In the first four months, his company, Adonis Valley, saw sales of bottled organic tomato puree increase 40 percent. Daw also bottled Adonis Valley organic jams and black honey in hexagonal-shaped jars, and their sales increased by 30 percent in the same period.

Labeling Adonis Valley organic jams and black honey.

New Vinegars Sweeten Profits

Every October, Adonis Valley makes its yearly purchase of Lebanese organic apples to produce vinegar. By using traditional fermentation methods, Adonis waits 12 months before the apple mash can be bottled and sold as vinegar.

Through a co-investment with USAID, Adonis Valley acquired a modern vinegar machine able to produce 200 liters of vinegar in just a few days.

“Better efficiency allows me to increase my cash flow, get a quicker return on investment and increase production and quality at a much lower risk,” explains founder and owner, Fady Daw.

In addition, Adonis Valley is now able to innovate with other types of vinegars such as cherry and apricot.Fady Daw is a pioneer in organic food systems in Lebanon. His company, Adonis Valley, has been producing and processing organic ingredients since 1998 when Daw started off as a beekeeper and honey producer. He saw how the local ecology affected the bees’ health and the taste of the honey. “I always say the bees showed me the way. As a grower, I knew it had to be organic in order to be sustainable,” he says.

Organic farming is not as widespread as Lebanese producers will have you believe, according to Daw. Over the last decade, he and an army of by-the-book growers lobbied the government to pass food regulations on packaging and marketing with the word ‘organic’, and Adonis Valley was the first company in Lebanon to gain the certification.

In 2010, organic food stores started popping up around Beirut giving Adonis Valley new market channels and a better chance to reach the health conscious shopper. Then in 2014, Adonis Valley partnered with the USAID-funded Lebanon Industry Value Chain Development Program to strengthen the company’s purchasing contracts with artisanal growers in rural areas while improving the variety and quality of the company’s products.

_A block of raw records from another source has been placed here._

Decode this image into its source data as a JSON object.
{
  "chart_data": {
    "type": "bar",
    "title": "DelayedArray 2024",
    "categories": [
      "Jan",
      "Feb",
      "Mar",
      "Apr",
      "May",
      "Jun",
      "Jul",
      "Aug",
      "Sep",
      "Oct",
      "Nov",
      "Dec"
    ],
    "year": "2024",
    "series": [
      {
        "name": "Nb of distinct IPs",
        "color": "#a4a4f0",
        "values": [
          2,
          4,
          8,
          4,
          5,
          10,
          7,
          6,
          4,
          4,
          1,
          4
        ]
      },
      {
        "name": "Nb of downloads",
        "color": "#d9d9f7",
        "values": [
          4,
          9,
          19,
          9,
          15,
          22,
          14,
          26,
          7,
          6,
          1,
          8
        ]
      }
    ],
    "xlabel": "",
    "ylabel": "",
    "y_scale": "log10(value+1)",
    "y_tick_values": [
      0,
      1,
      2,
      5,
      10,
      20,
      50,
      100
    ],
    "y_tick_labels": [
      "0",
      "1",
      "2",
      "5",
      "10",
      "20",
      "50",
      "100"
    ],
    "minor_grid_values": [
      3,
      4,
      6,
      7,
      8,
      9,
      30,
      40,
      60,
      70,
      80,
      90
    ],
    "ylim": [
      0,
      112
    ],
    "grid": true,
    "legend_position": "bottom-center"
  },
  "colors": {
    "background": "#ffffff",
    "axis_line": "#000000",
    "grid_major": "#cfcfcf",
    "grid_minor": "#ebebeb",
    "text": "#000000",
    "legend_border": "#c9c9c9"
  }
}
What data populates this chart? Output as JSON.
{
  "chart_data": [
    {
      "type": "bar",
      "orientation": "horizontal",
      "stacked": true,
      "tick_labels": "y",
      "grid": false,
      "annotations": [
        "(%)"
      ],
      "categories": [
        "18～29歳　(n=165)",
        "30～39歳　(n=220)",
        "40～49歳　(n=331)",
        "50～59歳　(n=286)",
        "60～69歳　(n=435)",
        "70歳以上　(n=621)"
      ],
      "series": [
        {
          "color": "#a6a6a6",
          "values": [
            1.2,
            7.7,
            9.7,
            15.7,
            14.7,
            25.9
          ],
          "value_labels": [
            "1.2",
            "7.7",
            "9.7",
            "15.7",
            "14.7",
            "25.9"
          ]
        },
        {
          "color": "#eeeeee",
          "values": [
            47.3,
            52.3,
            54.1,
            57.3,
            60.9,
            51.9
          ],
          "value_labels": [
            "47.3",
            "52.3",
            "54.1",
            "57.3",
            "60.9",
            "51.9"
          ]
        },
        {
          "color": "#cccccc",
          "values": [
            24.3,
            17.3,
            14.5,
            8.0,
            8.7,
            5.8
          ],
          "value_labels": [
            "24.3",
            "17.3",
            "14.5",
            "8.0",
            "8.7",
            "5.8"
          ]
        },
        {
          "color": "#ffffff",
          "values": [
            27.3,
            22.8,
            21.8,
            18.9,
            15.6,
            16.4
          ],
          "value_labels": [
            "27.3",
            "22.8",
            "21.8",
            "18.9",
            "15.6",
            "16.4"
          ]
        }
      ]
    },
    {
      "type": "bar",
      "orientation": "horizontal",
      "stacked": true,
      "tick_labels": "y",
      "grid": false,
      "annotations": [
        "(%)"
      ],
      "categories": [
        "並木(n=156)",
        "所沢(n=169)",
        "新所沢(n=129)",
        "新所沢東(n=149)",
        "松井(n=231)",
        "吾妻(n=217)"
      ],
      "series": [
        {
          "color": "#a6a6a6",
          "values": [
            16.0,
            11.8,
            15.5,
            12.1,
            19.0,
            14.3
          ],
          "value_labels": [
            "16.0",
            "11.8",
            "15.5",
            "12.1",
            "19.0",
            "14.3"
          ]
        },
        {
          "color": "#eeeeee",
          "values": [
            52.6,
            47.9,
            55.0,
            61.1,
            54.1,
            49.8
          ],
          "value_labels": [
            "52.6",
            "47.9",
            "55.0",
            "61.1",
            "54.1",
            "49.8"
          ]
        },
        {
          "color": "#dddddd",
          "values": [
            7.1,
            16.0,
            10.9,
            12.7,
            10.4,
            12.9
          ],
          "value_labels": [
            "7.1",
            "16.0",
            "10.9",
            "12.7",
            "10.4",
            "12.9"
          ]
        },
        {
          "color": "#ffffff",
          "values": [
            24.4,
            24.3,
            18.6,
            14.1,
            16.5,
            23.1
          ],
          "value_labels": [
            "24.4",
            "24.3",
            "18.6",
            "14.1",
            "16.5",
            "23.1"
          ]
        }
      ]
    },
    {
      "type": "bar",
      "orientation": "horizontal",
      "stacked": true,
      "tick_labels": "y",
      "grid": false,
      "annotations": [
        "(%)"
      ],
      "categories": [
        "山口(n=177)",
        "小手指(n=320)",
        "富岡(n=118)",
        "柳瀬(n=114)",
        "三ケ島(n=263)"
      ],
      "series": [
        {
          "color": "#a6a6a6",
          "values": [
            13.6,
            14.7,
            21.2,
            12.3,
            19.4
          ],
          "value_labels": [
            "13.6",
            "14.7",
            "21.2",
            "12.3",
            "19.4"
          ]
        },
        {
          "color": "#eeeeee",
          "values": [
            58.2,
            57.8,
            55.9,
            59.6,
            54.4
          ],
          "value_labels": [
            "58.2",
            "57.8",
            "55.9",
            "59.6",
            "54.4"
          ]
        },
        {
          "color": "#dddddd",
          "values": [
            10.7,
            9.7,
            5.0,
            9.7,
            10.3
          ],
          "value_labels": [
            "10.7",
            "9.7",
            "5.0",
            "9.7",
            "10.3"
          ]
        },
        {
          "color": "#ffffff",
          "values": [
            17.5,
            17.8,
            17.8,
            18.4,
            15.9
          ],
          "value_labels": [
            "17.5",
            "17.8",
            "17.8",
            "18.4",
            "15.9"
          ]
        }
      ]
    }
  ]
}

The program is part of President Obama’s Feed the Future initiative, a global network of development projects investing in local food systems, agriculture and nutrition.

In partnership with USAID, Adonis Valley acquired a modern vinegar machine, solar water heater, an industrial sieve, the new bottles and 200 free-range chickens. As part of its investment, Adonis Valley purchased fruit driers for the 12 women members of the Aarsal Cooperative, located in northwest Bekaa Valley.

The driers are larger and more durable, able to accommodate more tomatoes. Adonis Valley also purchased new pickling equipment for the 14 women of the Hermel Cooperative located in the northeast of Lebanon.

“Working with women cooperatives and rural growers is in line with our mission to maintain a healthy and equitable ecosystem for our food systems. These types of initiatives have always created goodwill for our brand. If the growers are more productive, their families will also prosper,” explains Daw.

Adonis Valley covered the costs of installation and training for the new equipment—including the solar kit and the vinegar machine—increased employment contracts for key staff, and built a modern, wooden coop for the chickens. In total, USAID invested $60,000 and Adonis Valley invested $65,000 during the year-long partnership.

Since 2010, Adonis Valley has recorded 20 percent annual growth, and thanks to the new investments in products, like free-range eggs, the company expects to grow by 30 percent in 2016.

An expanded Adonis Valley means more organic products on the local market and more purchasing from rural growers in 2017.